So today on my way home from school I am listening to CBC radio – like the geek that I am. The feed is from Calgary so after 3pm I get to hear about Calgary traffic woes – which all seems a little pedestrian…
The traffic reporter comes on with her litany of fender benders, tow trucks this and that and a handful of road closures. Turns out today the weather and not the usual ineptitude of Calgary’s drivers that is the worst enemy of the homeward bound commute. It is some freakishly cold temperature and blowing snow – etc, etc. Apparently, there are several hills in Calgary that can in these conditions get quite icy and make progress up the hill largely impossible. This is not a reasonable calculation to many Calgarian drivers as they unheedingly attempt to rocket their way up these inclines (let’s be clear these are not really challenging grades except for Albertans whose predilection for flat open spaces seems to hinder their judgement of rudimentary principles of physics). Squiggling and swerving out of control as they were the traffic stacks up behind them.

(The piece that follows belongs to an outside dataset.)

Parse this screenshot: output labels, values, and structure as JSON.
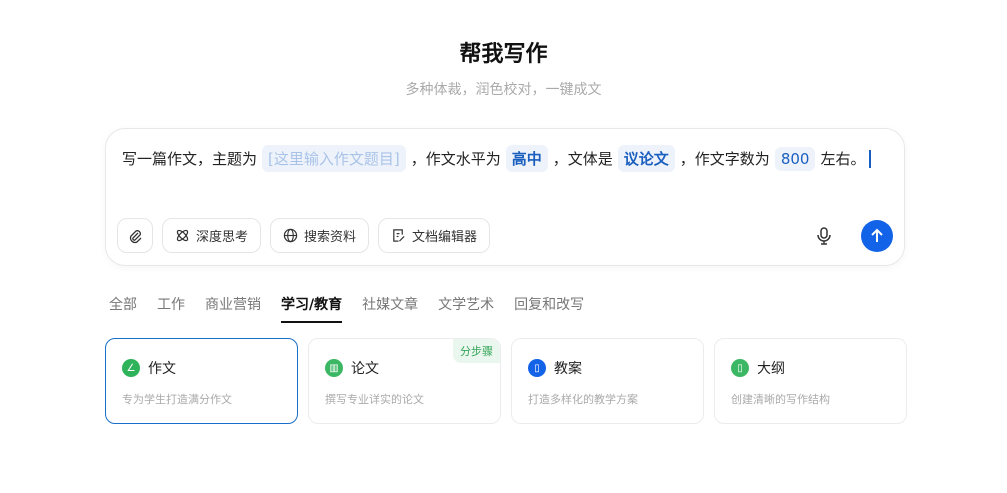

“It seems a group of high school boys are out there on Center Street helping to push cars up the hill”
The traffic reporter barely even squeezes the words out – but my mind is popping. i know that area of Calgary and I know that there is a small Mennonite church sitting basically at the bottom of that hill. I know too that there is a volunteer youth worker at that church who has led small groups of high school boys for years. Its weird but somehow I know the number of the church and after I call it my hunch is confirmed: his small group of boys had not even gotten down to doing their Bible Study they had spent the whole time pushing cars up the hill.

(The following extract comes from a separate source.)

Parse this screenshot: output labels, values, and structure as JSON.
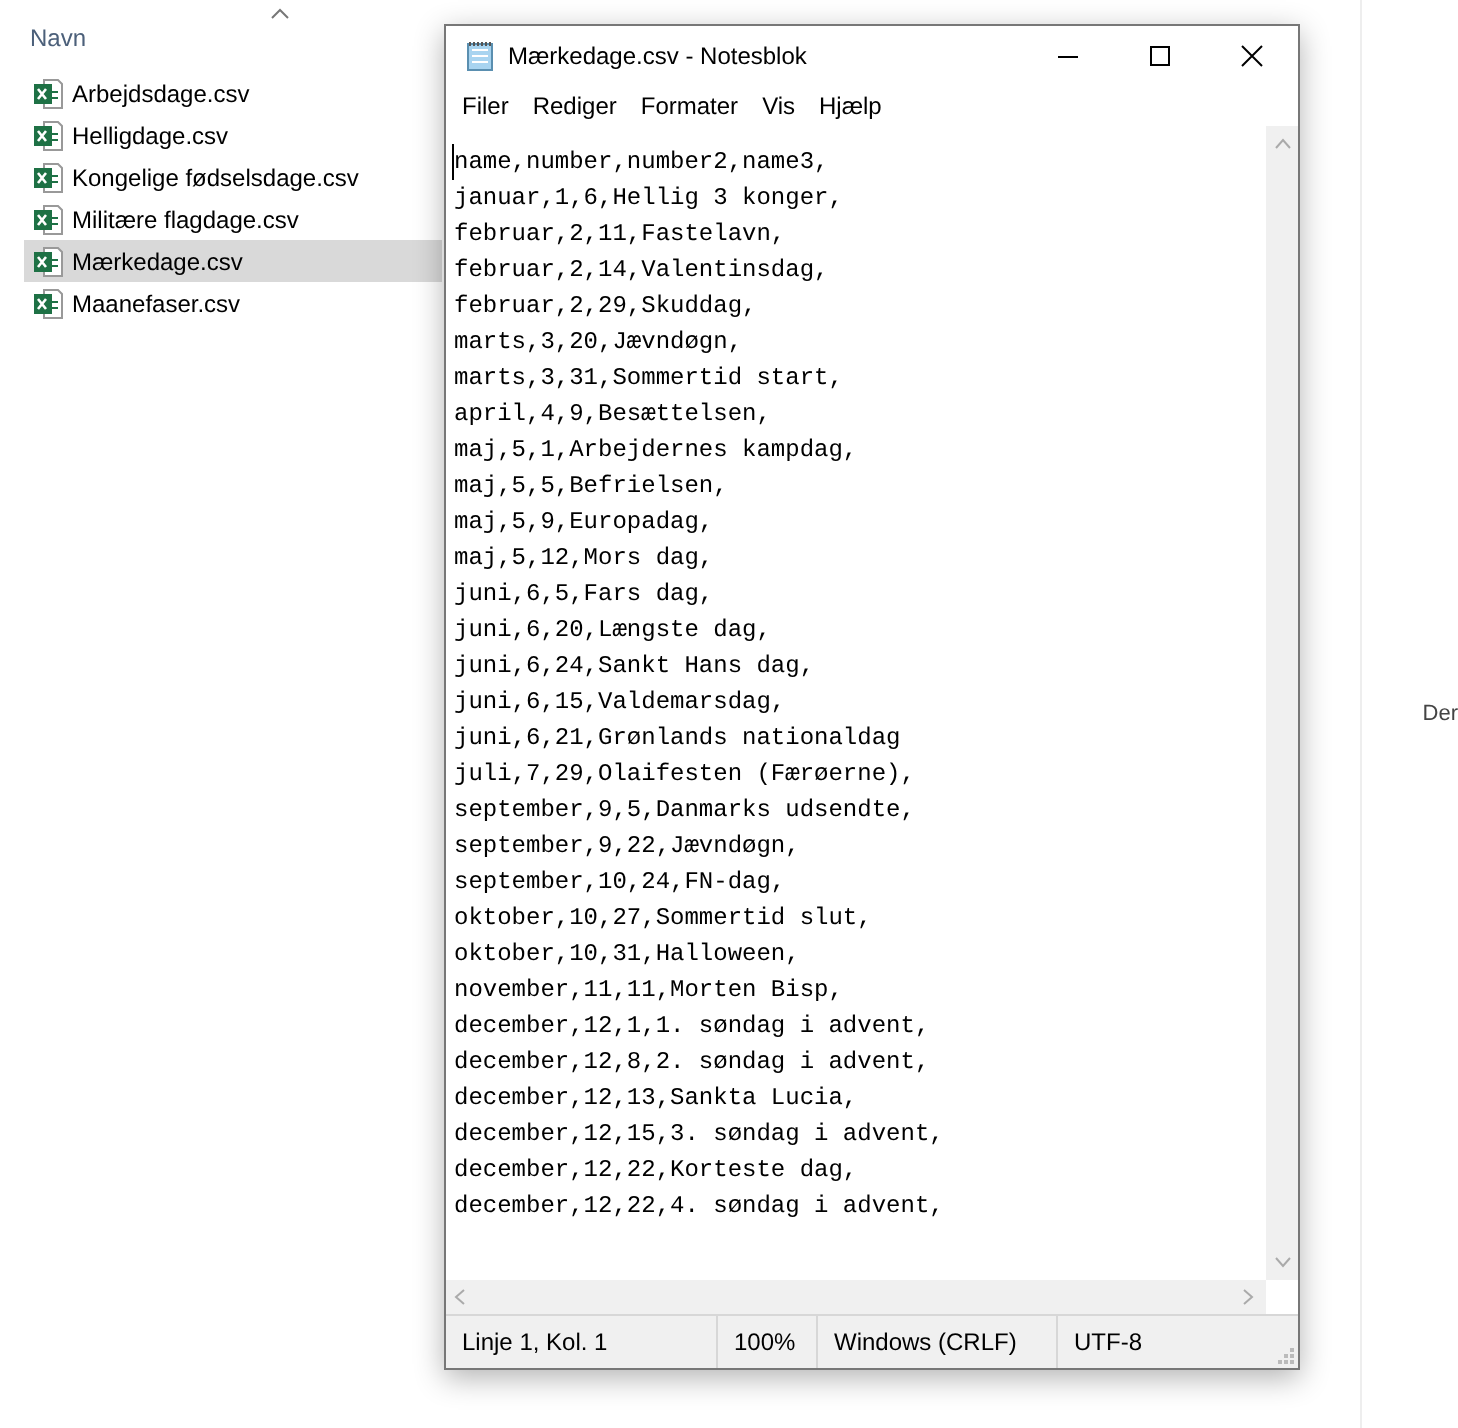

I told him his group had made the traffic report. “Shoot,” he said, “we didn’t want to get noticed.”
Sometimes, I hear evangelicals debating evangelism over service formerly known as the Social Gospel. I think that argument ought to be put to bed at least for a good long rest. The answer is simple.
I wonder if sometimes this debate is entertained because we are just looking for the easiest way to appease the guilt we face when we encounter the servanthood that characterized Jesus ministry. Some people argue that there is little point to good deeds if we can’t somehow communicate the reason for our good works. Rubbish! Jesus didn’t teach us to do good deeds because they will allow us to do some other more important thing. Jesus did good things – he served people – because it was the best thing he could do for them. That’s it! No other agenda!

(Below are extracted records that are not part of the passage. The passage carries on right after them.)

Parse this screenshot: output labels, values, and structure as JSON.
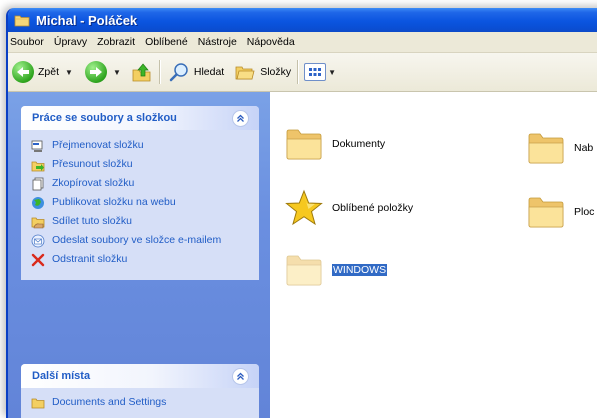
{
  "window": {
    "title": "Michal - Poláček"
  },
  "menu": [
    "Soubor",
    "Úpravy",
    "Zobrazit",
    "Oblíbené",
    "Nástroje",
    "Nápověda"
  ],
  "toolbar": {
    "back": "Zpět",
    "search": "Hledat",
    "folders": "Složky"
  },
  "taskpane": {
    "panels": [
      {
        "title": "Práce se soubory a složkou",
        "items": [
          "Přejmenovat složku",
          "Přesunout složku",
          "Zkopírovat složku",
          "Publikovat složku na webu",
          "Sdílet tuto složku",
          "Odeslat soubory ve složce e-mailem",
          "Odstranit složku"
        ]
      },
      {
        "title": "Další místa",
        "items": [
          "Documents and Settings"
        ]
      }
    ]
  },
  "files": [
    {
      "name": "Dokumenty",
      "icon": "folder-icon"
    },
    {
      "name": "Oblíbené položky",
      "icon": "star-icon"
    },
    {
      "name": "WINDOWS",
      "icon": "folder-icon",
      "selected": true
    },
    {
      "name": "Nab",
      "icon": "folder-icon"
    },
    {
      "name": "Ploc",
      "icon": "folder-icon"
    }
  ],
  "colors": {
    "title_bar": "#0b55e0",
    "task_link": "#215dc6",
    "selection": "#316ac5"
  }
}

Could it be that we somehow think that the ‘telling’ will allow us to get away with doing less for people? I mean follow the logic. Maybe our desire to share the gospel with people is actually a result of the fact that we really are not that interested in serving them wholeheartedly. Maybe we think well if THEY have Jesus they probably will pull THEMSELVES up by the boot straps and put their lives back together. Or maybe we think – I’m not totally willing to serve THEM (you Jesus called this bringing Kingdom of Heaven to the earth) so I will at least make sure that I seal their eternal fate by telling them about Jesus. Or maybe worst of all we think that some flimsy act of randomish kindness that cost us very little is actually meaningful to the receiver of that gift and that adding the phrase “because Jesus loves you!” really cuts the mustard. Dude! Let’s give our heads a shake if that is where we are at!
That’s what I thought about when I heard about these boys. Okay so in some ways maybe their service was not the deepest most engaged action they could have taken. Who knows? But I do know that when they saw a REAL problem they rolled up their sleeves and pitched in. Done. No – hey I am gonna push you up the hill and write Jesus hearts U on your dirty bumper as you drive off. These guys were even bummed to get mentioned on the traffic report!
Look all I’m saying is until we are willing to serve people in as much depth as Jesus was we should probably SHUT UP about claiming to do things in his name – THAT’s ALL!